Figuur 2: In dit figuur is te zien dat 16 types eiwitten aan zowel OPTN als UBZLN2-eiwitten binden. Dat betekent dat bij ALS-patiënten met mutaties in de OPTN- en UBQLN2-genen een vergelijkbaar ziekteproces plaatsvindt in de motorische zenuwcellen, waarbij hetzelfde type eiwitten vastplakt aan deze ALS-eiwitten.

 

Disease pathways

De symptomen bij de patiënt zijn hetzelfde, namelijk toenemende verlamming door het afsterven van motorische zenuwcellen. Maar de reden waarom de zenuwcellen afsterven kan dus tussen patiënten verschillen. Pasterkamp: “Op basis van dit onderzoek denken we dat bij een groep patiënten de FUS, TDP-43 en ATXN2 eiwitten hiervoor verantwoordelijk zijn, terwijl bij een andere groep patiënten de OPTN en UBQLN2 eiwitten hiervoor verantwoordelijk zijn.”

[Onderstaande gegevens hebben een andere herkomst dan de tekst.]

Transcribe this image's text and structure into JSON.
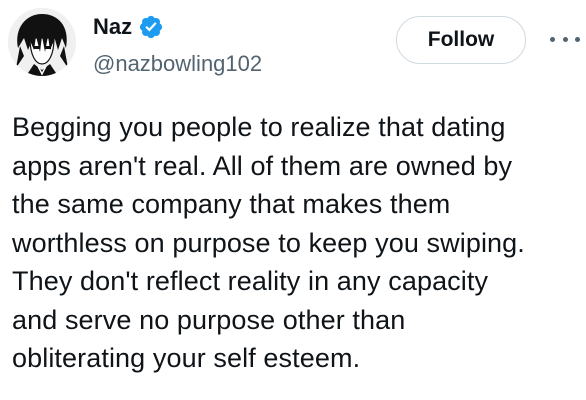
{
  "author": {
    "display_name": "Naz",
    "handle": "@nazbowling102",
    "verified": true,
    "avatar_icon": "anime-character-avatar"
  },
  "actions": {
    "follow_label": "Follow",
    "more_icon": "more-horizontal-icon"
  },
  "tweet": {
    "lines": [
      "Begging you people to realize that dating",
      "apps aren't real. All of them are owned by",
      "the same company that makes them",
      "worthless on purpose to keep you swiping.",
      "They don't reflect reality in any capacity",
      "and serve no purpose other than",
      "obliterating your self esteem."
    ]
  },
  "colors": {
    "text_primary": "#0f1419",
    "text_secondary": "#536471",
    "verified_blue": "#1d9bf0",
    "border": "#cfd9de"
  }
}
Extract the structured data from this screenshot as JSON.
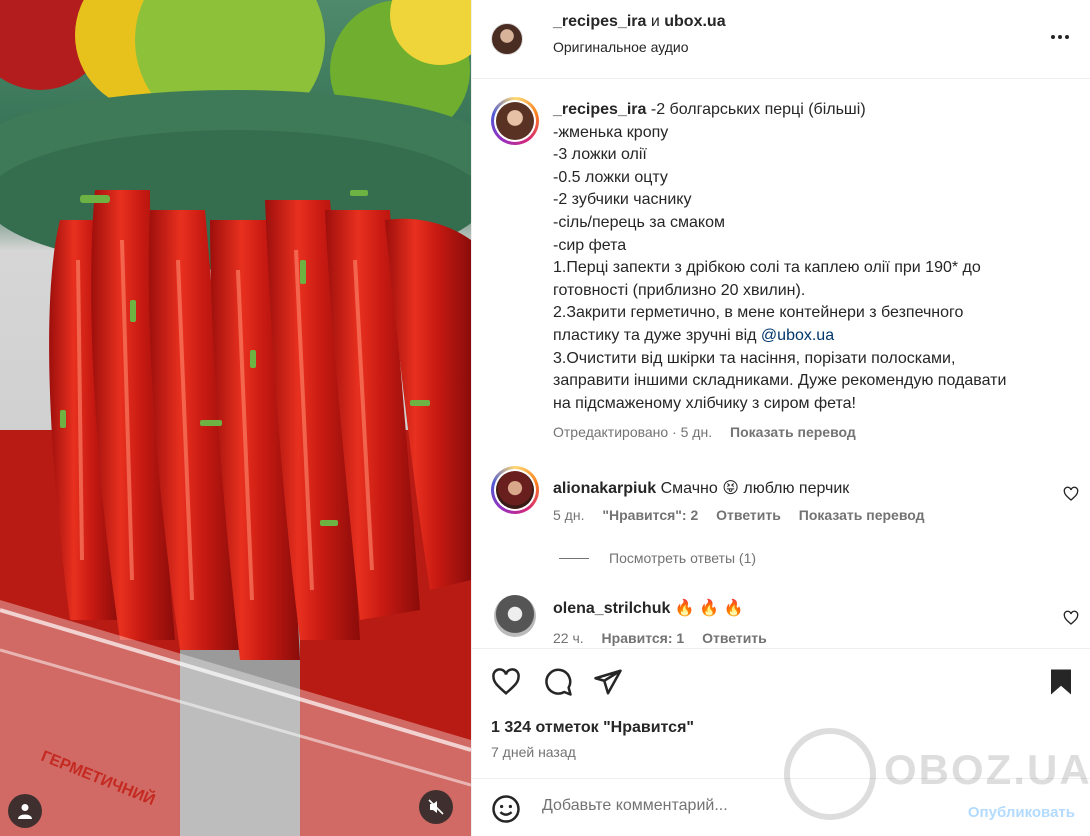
{
  "header": {
    "user1": "_recipes_ira",
    "and_word": "и",
    "user2": "ubox.ua",
    "audio": "Оригинальное аудио"
  },
  "caption": {
    "username": "_recipes_ira",
    "lines": [
      "-2 болгарських перці (більші)",
      "-жменька кропу",
      "-3 ложки олії",
      "-0.5 ложки оцту",
      "-2 зубчики часнику",
      "-сіль/перець за смаком",
      "-сир фета",
      "1.Перці запекти з дрібкою солі та каплею олії при 190* до",
      "готовності (приблизно 20 хвилин).",
      "2.Закрити герметично, в мене контейнери з безпечного",
      "пластику та дуже зручні від",
      "3.Очистити від шкірки та насіння, порізати полосками,",
      "заправити іншими складниками. Дуже рекомендую подавати",
      "на підсмаженому хлібчику з сиром фета!"
    ],
    "mention": "@ubox.ua",
    "edited": "Отредактировано · 5 дн.",
    "translate": "Показать перевод"
  },
  "comments": [
    {
      "username": "alionakarpiuk",
      "text": "Смачно 😝 люблю перчик",
      "age": "5 дн.",
      "likes": "\"Нравится\": 2",
      "reply": "Ответить",
      "translate": "Показать перевод",
      "view_replies": "Посмотреть ответы (1)"
    },
    {
      "username": "olena_strilchuk",
      "text": "🔥 🔥 🔥",
      "age": "22 ч.",
      "likes": "Нравится: 1",
      "reply": "Ответить"
    }
  ],
  "footer": {
    "likes": "1 324 отметок \"Нравится\"",
    "date": "7 дней назад",
    "comment_placeholder": "Добавьте комментарий...",
    "publish": "Опубликовать"
  },
  "media": {
    "container_text": "ГЕРМЕТИЧНИЙ"
  },
  "watermark": "OBOZ.UA",
  "colors": {
    "text": "#262626",
    "secondary": "#737373",
    "link": "#00376b",
    "publish_disabled": "#b3dbff",
    "pepper": "#d71f18"
  }
}
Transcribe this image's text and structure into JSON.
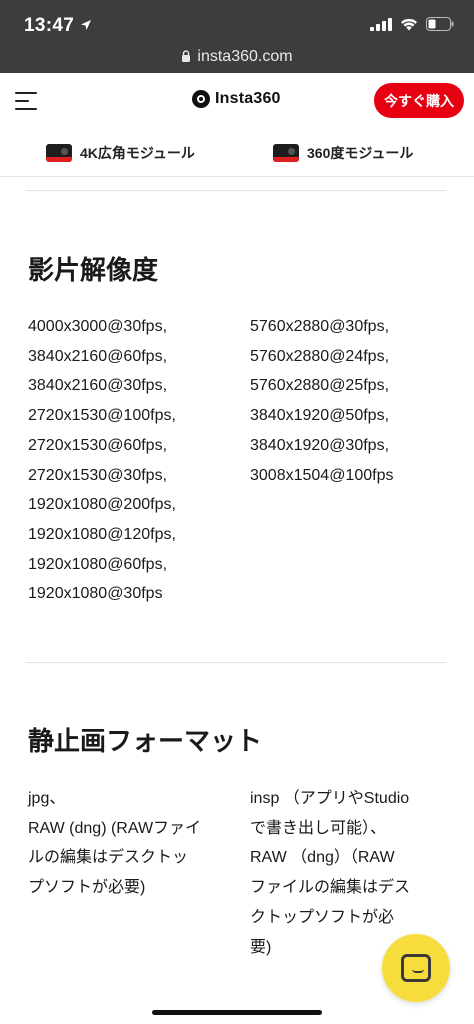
{
  "status_bar": {
    "time": "13:47"
  },
  "browser": {
    "url": "insta360.com"
  },
  "header": {
    "logo_text": "Insta360",
    "buy_button": "今すぐ購入"
  },
  "modules": [
    {
      "label": "4K広角モジュール"
    },
    {
      "label": "360度モジュール"
    }
  ],
  "video_resolution": {
    "title": "影片解像度",
    "left": [
      "4000x3000@30fps,",
      "3840x2160@60fps,",
      "3840x2160@30fps,",
      "2720x1530@100fps,",
      "2720x1530@60fps,",
      "2720x1530@30fps,",
      "1920x1080@200fps,",
      "1920x1080@120fps,",
      "1920x1080@60fps,",
      "1920x1080@30fps"
    ],
    "right": [
      "5760x2880@30fps,",
      "5760x2880@24fps,",
      "5760x2880@25fps,",
      "3840x1920@50fps,",
      "3840x1920@30fps,",
      "3008x1504@100fps"
    ]
  },
  "photo_format": {
    "title": "静止画フォーマット",
    "left_lines": [
      "jpg、",
      "RAW (dng) (RAWファイ",
      "ルの編集はデスクトッ",
      "プソフトが必要)"
    ],
    "right_lines": [
      "insp （アプリやStudio",
      "で書き出し可能）、",
      "RAW （dng）（RAW",
      "ファイルの編集はデス",
      "クトップソフトが必",
      "要)"
    ]
  },
  "icons": {
    "menu": "hamburger-menu-icon",
    "chat": "chat-bubble-icon",
    "lock": "lock-icon",
    "location": "location-arrow-icon"
  },
  "colors": {
    "accent": "#e60012",
    "chat": "#f7dd3b",
    "topbar": "#3d3d3d"
  }
}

Deze resultaten laten zien dat ‘interactomics’, de analyse van eiwitten die aan elkaar binden bij het ziekteproces in een zenuwcel, een veelbelovende route is om het ziekteproces bij ALS beter te begrijpen en om verschillende ‘disease pathways’ te onderscheiden.

 

Personalized medicine

Het nieuwe project TryMe borduurt voort op deze resultaten door voor patiënten met behulp van stamcellijnen te bekijken welke ALS-eiwitten in de zenuwcellen disfunctioneren. Voor verschillende ziektemechanismen worden behandelingen gezocht. In plaats van 1 medicijn dat werkt voor alle ALS-patiënten is er mogelijk personalized medicine nodig. We zoeken verschillende behandelingen voor verschillende groepen ALS-patiënten om de ziekte een halt toe te roepen.